Now you decide to rant about 'trends' that need to go -- but nearly every one includes a line of the ilk "it's really good and everyone likes it, but you've got to stop". Really? If you walked into a restaurant that offered lemonade but no water "because everyone else offers water", I bet dollars to donuts that you'd ding them hard! If everyone else does something that you want to also do, just do it better!

Case in point: Butternut Squash soup. Yes, it is everywhere. And Yes, some do it poorly. But, I don't want *everyone* to remove it from there menu --- because it's a pain in the *ss to make at home! Just do it better, or not at all.

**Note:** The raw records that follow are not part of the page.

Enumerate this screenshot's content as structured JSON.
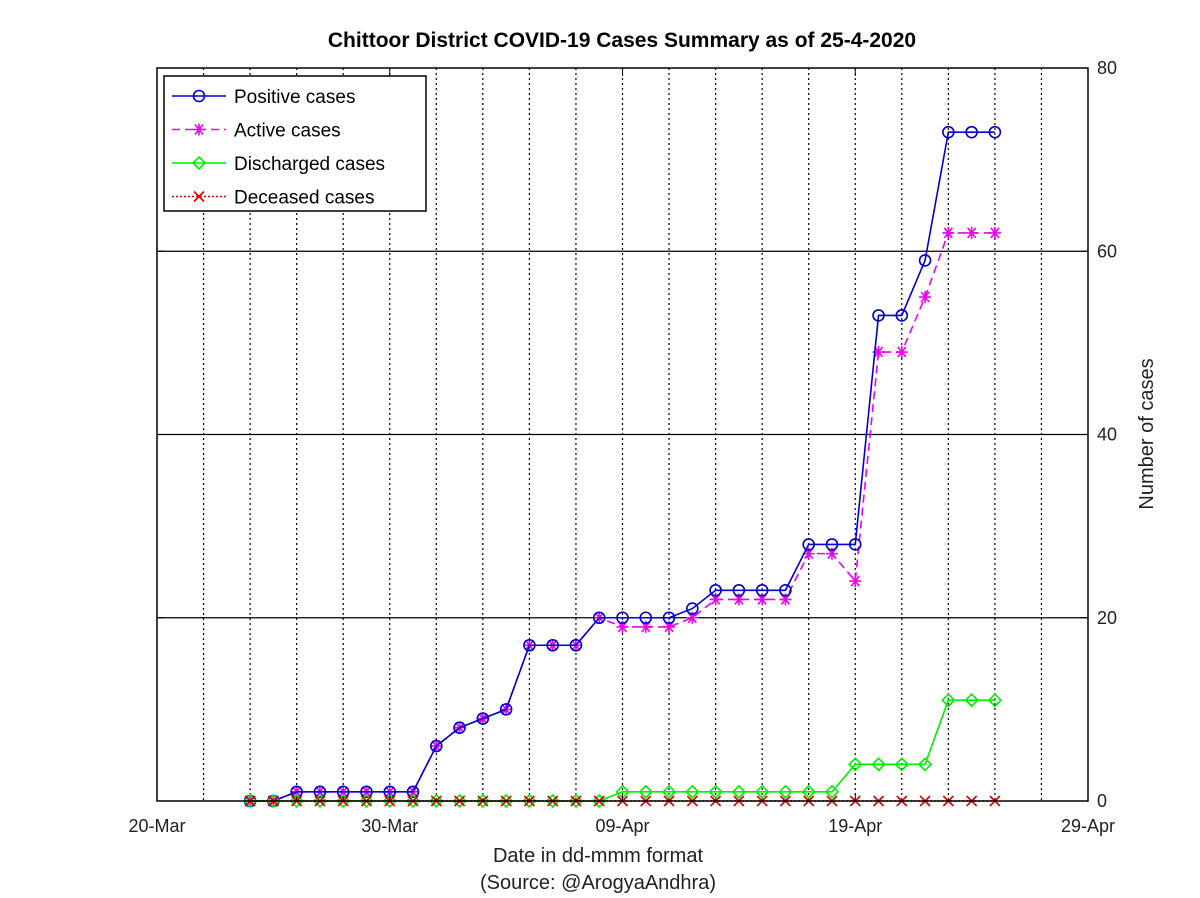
{
  "chart_data": {
    "type": "line",
    "title": "Chittoor District COVID-19 Cases Summary as of 25-4-2020",
    "xlabel": "Date in dd-mmm format",
    "xlabel2": "(Source: @ArogyaAndhra)",
    "ylabel": "Number of cases",
    "x_tick_labels": [
      "20-Mar",
      "30-Mar",
      "09-Apr",
      "19-Apr",
      "29-Apr"
    ],
    "y_tick_labels": [
      "0",
      "20",
      "40",
      "60",
      "80"
    ],
    "xlim": [
      "2020-03-20",
      "2020-04-29"
    ],
    "ylim": [
      0,
      80
    ],
    "y_axis_position": "right",
    "grid": "vertical dotted daily, horizontal solid at 20s",
    "legend_position": "top-left",
    "x": [
      "2020-03-24",
      "2020-03-25",
      "2020-03-26",
      "2020-03-27",
      "2020-03-28",
      "2020-03-29",
      "2020-03-30",
      "2020-03-31",
      "2020-04-01",
      "2020-04-02",
      "2020-04-03",
      "2020-04-04",
      "2020-04-05",
      "2020-04-06",
      "2020-04-07",
      "2020-04-08",
      "2020-04-09",
      "2020-04-10",
      "2020-04-11",
      "2020-04-12",
      "2020-04-13",
      "2020-04-14",
      "2020-04-15",
      "2020-04-16",
      "2020-04-17",
      "2020-04-18",
      "2020-04-19",
      "2020-04-20",
      "2020-04-21",
      "2020-04-22",
      "2020-04-23",
      "2020-04-24",
      "2020-04-25"
    ],
    "series": [
      {
        "name": "Positive cases",
        "color": "#0000cc",
        "marker": "circle",
        "dash": "solid",
        "values": [
          0,
          0,
          1,
          1,
          1,
          1,
          1,
          1,
          6,
          8,
          9,
          10,
          17,
          17,
          17,
          20,
          20,
          20,
          20,
          21,
          23,
          23,
          23,
          23,
          28,
          28,
          28,
          53,
          53,
          59,
          73,
          73,
          73
        ]
      },
      {
        "name": "Active cases",
        "color": "#ee00ee",
        "marker": "asterisk",
        "dash": "dashed",
        "values": [
          0,
          0,
          1,
          1,
          1,
          1,
          1,
          1,
          6,
          8,
          9,
          10,
          17,
          17,
          17,
          20,
          19,
          19,
          19,
          20,
          22,
          22,
          22,
          22,
          27,
          27,
          24,
          49,
          49,
          55,
          62,
          62,
          62
        ]
      },
      {
        "name": "Discharged cases",
        "color": "#00ee00",
        "marker": "diamond",
        "dash": "solid",
        "values": [
          0,
          0,
          0,
          0,
          0,
          0,
          0,
          0,
          0,
          0,
          0,
          0,
          0,
          0,
          0,
          0,
          1,
          1,
          1,
          1,
          1,
          1,
          1,
          1,
          1,
          1,
          4,
          4,
          4,
          4,
          11,
          11,
          11
        ]
      },
      {
        "name": "Deceased cases",
        "color": "#dd0000",
        "marker": "x",
        "dash": "dotted",
        "values": [
          0,
          0,
          0,
          0,
          0,
          0,
          0,
          0,
          0,
          0,
          0,
          0,
          0,
          0,
          0,
          0,
          0,
          0,
          0,
          0,
          0,
          0,
          0,
          0,
          0,
          0,
          0,
          0,
          0,
          0,
          0,
          0,
          0
        ]
      }
    ]
  }
}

Don't cut off the nose to spite the face. I WANT to be able to find it *somewhere* out there. And if only the BEST survive? Yea Me!

max
max

I want to open a restaurant called tiny buns. No more "sliders" just tiny buns. Just as ubiquitous as the slider, but a way more catchy name.

bgreen
bgreen

Have we not seen this list before?

DenverScener
DenverScener

I thought that was the end of the Ritz cracker trend?

Mantonat
Mantonat

Butternut squash soup is probably one of the single easiest (and cheapest) dishes to make at home. That's probably why it's on so many menus; it's dirt cheap for restaurants, it's hard to screw up, it has like four ingredients, and they can charge $7.50 for a bowl. I'm with Laura on this one. I'll make my butternut squash soup at home and save my $7.50 for a soup that's a little more original or creative.

Tyler
Tyler

This is an interesting point. But isn't there something to be said for doing the best preparation for a fantastic ingredient in season? And also, if it's only four ingredients (which it should be), then it does take some technique and talent to make it truly delicious. The creativity may, or may not, lie in the garnish of it. Of course, there are plenty of other fantastic things you can do with winter squash, but a soup or puree suits it maybe better than anything.

Tyler
Tyler

Or, Mantonat, butternut squash paint, poached quail egg, truffled mac and cheese bubbles with bacon fat powder.

Mantonat
Mantonat

I'd like to see chefs get more create with butternut squash. Maybe butternut sliders drizzled with truffle oil topped with a nice jiggly poached egg!